« Aujourd’hui, je sais ce que vivre signifie »
À l’occasion de la nouvelle de campagne de Swisstransplant, nous sommes allés à la rencontre de plusieurs personnes touchées. Elles sont les visages du concept de « Je vis maintenant. Je décide maintenant. » et elles partagent avec nous leur histoire. Parmi ces histoires de vie, celle d’Ana.
Tout était différent pour Ana il y a encore deux ans. Elle avait 19 ans à ce moment-là, pesait 38 kilogrammes et le volume de ses poumons était de 18 %. Ana souffre de la mucoviscidose. Elle pouvait à peine respirer et ne pouvait pas faire un pas sans bouteille d’oxygène, mais Ana a tout de même continué sa scolarité et a suivi une formation de commerciale. Elle-même ne sait pas vraiment comment elle y est parvenue. « En réalité, j’étais morte », dit Ana aujourd’hui. « À l’époque, j’avais accepté le fait que je ne serais jamais greffée. »
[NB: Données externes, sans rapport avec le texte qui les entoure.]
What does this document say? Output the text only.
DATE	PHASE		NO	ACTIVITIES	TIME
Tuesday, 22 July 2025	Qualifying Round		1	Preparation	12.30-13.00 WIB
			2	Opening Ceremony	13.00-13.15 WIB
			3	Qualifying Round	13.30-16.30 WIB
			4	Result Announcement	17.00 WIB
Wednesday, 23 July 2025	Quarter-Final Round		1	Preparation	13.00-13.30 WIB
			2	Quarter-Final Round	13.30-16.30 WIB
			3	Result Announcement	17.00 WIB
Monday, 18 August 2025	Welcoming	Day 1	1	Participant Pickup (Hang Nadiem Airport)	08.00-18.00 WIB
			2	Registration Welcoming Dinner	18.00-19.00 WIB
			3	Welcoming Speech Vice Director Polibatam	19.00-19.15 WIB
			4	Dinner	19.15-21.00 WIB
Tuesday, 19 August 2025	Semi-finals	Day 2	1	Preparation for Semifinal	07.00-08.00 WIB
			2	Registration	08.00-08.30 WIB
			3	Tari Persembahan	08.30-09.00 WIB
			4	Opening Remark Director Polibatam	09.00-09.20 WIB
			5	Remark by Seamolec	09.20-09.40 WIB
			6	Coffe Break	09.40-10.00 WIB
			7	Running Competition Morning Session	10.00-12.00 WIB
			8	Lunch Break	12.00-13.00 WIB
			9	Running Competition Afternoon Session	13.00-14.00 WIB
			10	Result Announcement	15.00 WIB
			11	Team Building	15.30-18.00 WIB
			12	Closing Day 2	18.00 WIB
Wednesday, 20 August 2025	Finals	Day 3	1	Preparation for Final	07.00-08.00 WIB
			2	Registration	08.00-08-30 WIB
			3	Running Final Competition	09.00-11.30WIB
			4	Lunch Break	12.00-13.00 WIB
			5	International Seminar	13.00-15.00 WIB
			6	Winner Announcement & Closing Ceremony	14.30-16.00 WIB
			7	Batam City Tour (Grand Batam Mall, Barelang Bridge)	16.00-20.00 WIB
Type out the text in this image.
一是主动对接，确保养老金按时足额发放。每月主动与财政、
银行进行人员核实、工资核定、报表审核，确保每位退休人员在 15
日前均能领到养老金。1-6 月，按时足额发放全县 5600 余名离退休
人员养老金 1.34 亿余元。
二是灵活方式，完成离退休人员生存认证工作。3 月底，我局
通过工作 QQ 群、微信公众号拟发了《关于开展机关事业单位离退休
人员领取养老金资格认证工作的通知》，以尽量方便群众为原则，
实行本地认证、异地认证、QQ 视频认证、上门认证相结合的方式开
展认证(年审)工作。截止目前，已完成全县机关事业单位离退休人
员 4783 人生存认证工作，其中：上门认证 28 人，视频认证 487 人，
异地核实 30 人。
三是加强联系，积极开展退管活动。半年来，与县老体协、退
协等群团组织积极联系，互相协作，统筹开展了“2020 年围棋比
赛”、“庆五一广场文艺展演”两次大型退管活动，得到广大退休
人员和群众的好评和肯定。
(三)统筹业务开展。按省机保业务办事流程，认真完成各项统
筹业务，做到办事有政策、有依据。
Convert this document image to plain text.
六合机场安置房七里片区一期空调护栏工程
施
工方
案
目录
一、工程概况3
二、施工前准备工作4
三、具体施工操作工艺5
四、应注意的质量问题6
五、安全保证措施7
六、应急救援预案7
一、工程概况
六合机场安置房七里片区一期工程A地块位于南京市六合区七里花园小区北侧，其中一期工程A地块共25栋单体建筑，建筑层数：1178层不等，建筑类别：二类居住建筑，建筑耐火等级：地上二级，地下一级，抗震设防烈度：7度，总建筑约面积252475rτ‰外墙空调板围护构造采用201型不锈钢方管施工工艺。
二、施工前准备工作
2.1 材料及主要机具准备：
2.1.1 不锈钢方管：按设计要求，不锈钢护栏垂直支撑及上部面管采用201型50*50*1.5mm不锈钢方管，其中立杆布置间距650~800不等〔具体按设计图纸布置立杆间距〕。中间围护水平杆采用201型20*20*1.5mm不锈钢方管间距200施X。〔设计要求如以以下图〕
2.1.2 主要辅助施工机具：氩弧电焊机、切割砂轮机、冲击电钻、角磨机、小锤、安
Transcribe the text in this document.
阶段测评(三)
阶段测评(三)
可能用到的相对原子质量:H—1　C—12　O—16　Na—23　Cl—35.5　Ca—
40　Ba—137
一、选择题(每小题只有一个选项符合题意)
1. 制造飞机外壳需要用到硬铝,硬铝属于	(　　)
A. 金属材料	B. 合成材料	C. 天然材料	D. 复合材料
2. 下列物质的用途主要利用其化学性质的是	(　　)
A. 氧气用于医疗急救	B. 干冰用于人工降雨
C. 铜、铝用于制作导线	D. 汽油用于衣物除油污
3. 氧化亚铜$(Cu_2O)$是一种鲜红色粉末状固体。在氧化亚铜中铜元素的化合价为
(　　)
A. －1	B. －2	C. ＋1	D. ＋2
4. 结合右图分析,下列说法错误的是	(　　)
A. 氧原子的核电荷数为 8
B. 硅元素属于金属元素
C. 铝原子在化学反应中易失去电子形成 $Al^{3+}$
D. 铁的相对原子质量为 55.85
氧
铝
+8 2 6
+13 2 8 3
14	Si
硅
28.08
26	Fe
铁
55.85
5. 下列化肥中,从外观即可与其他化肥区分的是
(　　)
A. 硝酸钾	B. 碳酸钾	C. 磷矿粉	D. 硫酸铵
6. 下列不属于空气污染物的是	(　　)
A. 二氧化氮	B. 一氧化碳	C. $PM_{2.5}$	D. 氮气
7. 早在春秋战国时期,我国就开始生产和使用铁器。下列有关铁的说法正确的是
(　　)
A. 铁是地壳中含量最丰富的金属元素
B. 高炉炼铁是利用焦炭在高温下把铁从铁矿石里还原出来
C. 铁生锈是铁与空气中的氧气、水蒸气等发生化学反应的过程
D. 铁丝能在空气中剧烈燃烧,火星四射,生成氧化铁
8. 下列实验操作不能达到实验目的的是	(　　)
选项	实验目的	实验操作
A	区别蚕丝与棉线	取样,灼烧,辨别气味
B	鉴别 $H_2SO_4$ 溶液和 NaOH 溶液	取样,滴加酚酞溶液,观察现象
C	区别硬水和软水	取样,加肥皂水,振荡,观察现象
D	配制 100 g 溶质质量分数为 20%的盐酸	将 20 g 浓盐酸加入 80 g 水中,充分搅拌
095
L’histoire d’Ana relève presque du miracle. C’est une histoire qui finit bien, même si tout semblait indiquer le contraire. La façon dont Ana raconte son histoire et se remémore son enfance et son adolescence est singulière pour une femme de 21 ans. Elle s’exprime clairement, ouvertement et d’un ton presque détaché sur sa vie qui ne tenait qu’à un fil. Lorsqu’elle aborde les années à venir, un élan d’espoir l’envahit. Car depuis sa transplantation, Ana peut rêver d’un avenir, d’une vie.
« J’ai accepté ma mort »
En général, la mucoviscidose est diagnostiquée peu de temps après la naissance. Chez Ana, c’est un processus qui a duré jusqu’à ses huit ans. La maladie n’ayant jamais été traitée par des médicaments, elle est déjà à un stade très avancé. De plus, une bactérie a atteint ses poumons, ce qui l’a empêchée de subir une transplantation dans son pays natal, la Serbie. À l’âge de six ans, elle s’installe en Suisse avec sa mère et sa sœur. Le personnel médical de l’hôpital des enfants de Zurich estime également que le risque de rejet d’une greffe de poumon est trop élevé. Ana est au plus mal. Aller de sa chambre à la cuisine pour aller chercher un verre d’eau, par exemple, est devenu impossible seule. Ana doit recevoir des soins intensifs régulièrement. « J’ai toujours survécu à ces phases aiguës, d’une façon ou d’une autre », explique Ana.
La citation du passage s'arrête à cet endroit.